Coachella: Björk's wild sound machines, and report from the turf

(Photos, top image and first two in post, by eecue of blogging.la, cc-licensed).

I'm at the Coachella Valley Music and Arts festival in Indio, California this weekend.

More around the web: Flickr "coachella" tagged photos, technorati, LA Times coverage, band lineup, Wikipedia entry.

I haven't been out here in a couple years. The event seems much larger now. The desert town where this takes place only has a population of about 70,000, but they're expecting another 60 – 70,000 200,000 to show up for the event this weekend. Profit estimates I'm hearing for the event's organizers are around $50 million.

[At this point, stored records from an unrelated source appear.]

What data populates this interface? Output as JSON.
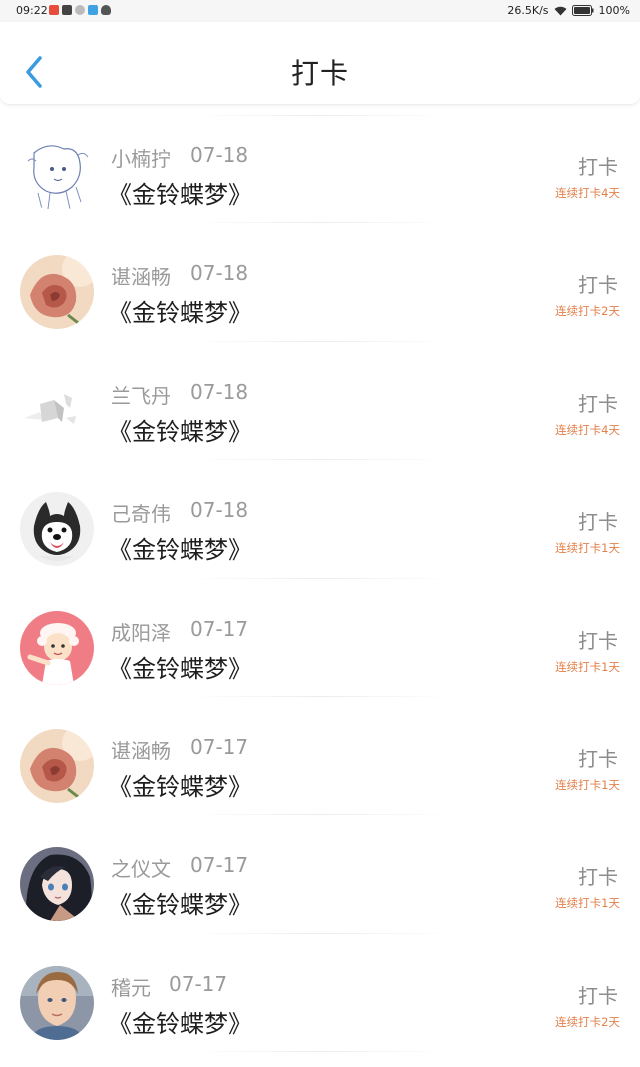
{
  "status_bar": {
    "time": "09:22",
    "net_speed": "26.5K/s",
    "battery": "100%",
    "notification_colors": [
      "#e74c3c",
      "#444444",
      "#aaaaaa",
      "#3fa2e3",
      "#666666"
    ]
  },
  "header": {
    "title": "打卡",
    "back_icon": "chevron-left-icon",
    "accent_color": "#3b9be0"
  },
  "items": [
    {
      "name": "小楠拧",
      "date": "07-18",
      "book": "《金铃蝶梦》",
      "action": "打卡",
      "streak": "连续打卡4天",
      "avatar": "sketch-girl"
    },
    {
      "name": "谌涵畅",
      "date": "07-18",
      "book": "《金铃蝶梦》",
      "action": "打卡",
      "streak": "连续打卡2天",
      "avatar": "rose"
    },
    {
      "name": "兰飞丹",
      "date": "07-18",
      "book": "《金铃蝶梦》",
      "action": "打卡",
      "streak": "连续打卡4天",
      "avatar": "gray-shapes"
    },
    {
      "name": "己奇伟",
      "date": "07-18",
      "book": "《金铃蝶梦》",
      "action": "打卡",
      "streak": "连续打卡1天",
      "avatar": "husky"
    },
    {
      "name": "成阳泽",
      "date": "07-17",
      "book": "《金铃蝶梦》",
      "action": "打卡",
      "streak": "连续打卡1天",
      "avatar": "cartoon-chef"
    },
    {
      "name": "谌涵畅",
      "date": "07-17",
      "book": "《金铃蝶梦》",
      "action": "打卡",
      "streak": "连续打卡1天",
      "avatar": "rose"
    },
    {
      "name": "之仪文",
      "date": "07-17",
      "book": "《金铃蝶梦》",
      "action": "打卡",
      "streak": "连续打卡1天",
      "avatar": "anime-girl"
    },
    {
      "name": "稽元",
      "date": "07-17",
      "book": "《金铃蝶梦》",
      "action": "打卡",
      "streak": "连续打卡2天",
      "avatar": "boy-photo"
    }
  ]
}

I'm crashing on an airconditioned couch in my friend Wayne Correia's world-famous, geek-pimped, beWiFi'd bus on the event grounds. He has a better satellite 'net connection on this thing than my broadband in urban LA.

I'm listening to a low-power FM pirate radio station here at the event site: "Renegade Radio," at 103.3 FM if you're nearby. Paynie put the tracks together.

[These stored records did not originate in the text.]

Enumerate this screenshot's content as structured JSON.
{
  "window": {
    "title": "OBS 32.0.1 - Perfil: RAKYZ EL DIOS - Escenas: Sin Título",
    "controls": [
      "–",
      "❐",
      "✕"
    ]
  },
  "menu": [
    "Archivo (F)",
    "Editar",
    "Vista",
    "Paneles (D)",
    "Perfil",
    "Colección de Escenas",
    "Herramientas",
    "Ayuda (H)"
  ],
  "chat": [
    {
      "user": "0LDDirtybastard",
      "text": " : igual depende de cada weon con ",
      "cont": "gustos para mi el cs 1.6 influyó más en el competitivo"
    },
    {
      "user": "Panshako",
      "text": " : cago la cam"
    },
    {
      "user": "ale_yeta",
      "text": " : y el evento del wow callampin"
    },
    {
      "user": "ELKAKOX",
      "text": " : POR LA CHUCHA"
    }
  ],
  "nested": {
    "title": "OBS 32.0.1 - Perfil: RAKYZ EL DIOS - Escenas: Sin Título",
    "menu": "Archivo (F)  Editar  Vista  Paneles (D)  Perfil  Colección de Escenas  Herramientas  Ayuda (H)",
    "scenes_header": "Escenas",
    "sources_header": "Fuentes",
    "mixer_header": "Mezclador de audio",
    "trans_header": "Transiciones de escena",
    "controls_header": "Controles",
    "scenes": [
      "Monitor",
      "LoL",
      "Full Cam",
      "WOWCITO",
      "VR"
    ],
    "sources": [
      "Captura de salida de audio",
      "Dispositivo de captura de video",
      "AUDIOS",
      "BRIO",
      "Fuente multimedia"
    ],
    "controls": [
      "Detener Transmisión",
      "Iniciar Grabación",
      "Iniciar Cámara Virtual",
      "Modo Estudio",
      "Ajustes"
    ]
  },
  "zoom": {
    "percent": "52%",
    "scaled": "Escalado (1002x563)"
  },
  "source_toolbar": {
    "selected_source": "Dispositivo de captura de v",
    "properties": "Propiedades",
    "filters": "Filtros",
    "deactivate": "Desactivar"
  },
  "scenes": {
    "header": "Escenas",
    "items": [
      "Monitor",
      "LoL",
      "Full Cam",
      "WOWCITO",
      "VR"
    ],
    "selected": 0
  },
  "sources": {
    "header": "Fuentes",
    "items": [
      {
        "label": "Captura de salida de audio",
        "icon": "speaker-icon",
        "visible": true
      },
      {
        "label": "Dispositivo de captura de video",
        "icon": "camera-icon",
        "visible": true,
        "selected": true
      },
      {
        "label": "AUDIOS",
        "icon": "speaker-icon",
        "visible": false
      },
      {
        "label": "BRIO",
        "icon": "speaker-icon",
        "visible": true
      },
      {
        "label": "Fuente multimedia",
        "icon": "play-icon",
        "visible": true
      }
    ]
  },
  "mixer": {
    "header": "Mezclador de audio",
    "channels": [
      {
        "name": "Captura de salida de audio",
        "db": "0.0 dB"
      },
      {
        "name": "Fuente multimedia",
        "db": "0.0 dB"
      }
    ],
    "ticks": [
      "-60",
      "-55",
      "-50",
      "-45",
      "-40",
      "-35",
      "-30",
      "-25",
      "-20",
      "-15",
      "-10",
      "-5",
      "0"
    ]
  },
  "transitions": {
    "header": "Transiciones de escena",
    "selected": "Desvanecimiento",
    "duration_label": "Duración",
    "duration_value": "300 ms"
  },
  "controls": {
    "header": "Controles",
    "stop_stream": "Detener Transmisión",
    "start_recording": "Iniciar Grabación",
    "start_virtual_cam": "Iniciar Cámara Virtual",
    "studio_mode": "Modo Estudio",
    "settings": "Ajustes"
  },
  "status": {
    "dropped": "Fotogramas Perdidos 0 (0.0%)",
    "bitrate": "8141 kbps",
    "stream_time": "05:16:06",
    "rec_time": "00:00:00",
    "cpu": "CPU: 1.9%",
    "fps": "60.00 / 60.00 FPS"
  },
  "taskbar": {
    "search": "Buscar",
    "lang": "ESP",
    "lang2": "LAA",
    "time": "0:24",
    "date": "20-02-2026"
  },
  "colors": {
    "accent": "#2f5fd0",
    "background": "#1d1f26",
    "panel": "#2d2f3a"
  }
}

It's 108° F. outside, according to the gauge on Wayne's bus. When I drove in yesterday afternoon, there were mobile sprinklers all over the place to keep dust down. RVs, tour buses, and tent encampments stretch out as far as I can see in either direction right now.

More than 120 bands are on the lineup this year, and lots of robots, flamey stuff, and software-driven art installations, some of which might look familiar from Burning Man.

Coolest thing that isn't a band so far is the fully functional, but stationary, steam engine. Coal and everything. I'll try to upload video later (or post links to someone else's), but here's a still photo from eecue below.

(At left, Coachella Tesla Coil photo from Flickr user omarr, cc-licensed).

We wandered around from stage to stage Friday night. Interpol, Peaches, Charles Feelgood, Marques Wyatt, Jarvis Cocker, Amy Winehouse, and Sonic Youth all played, among others.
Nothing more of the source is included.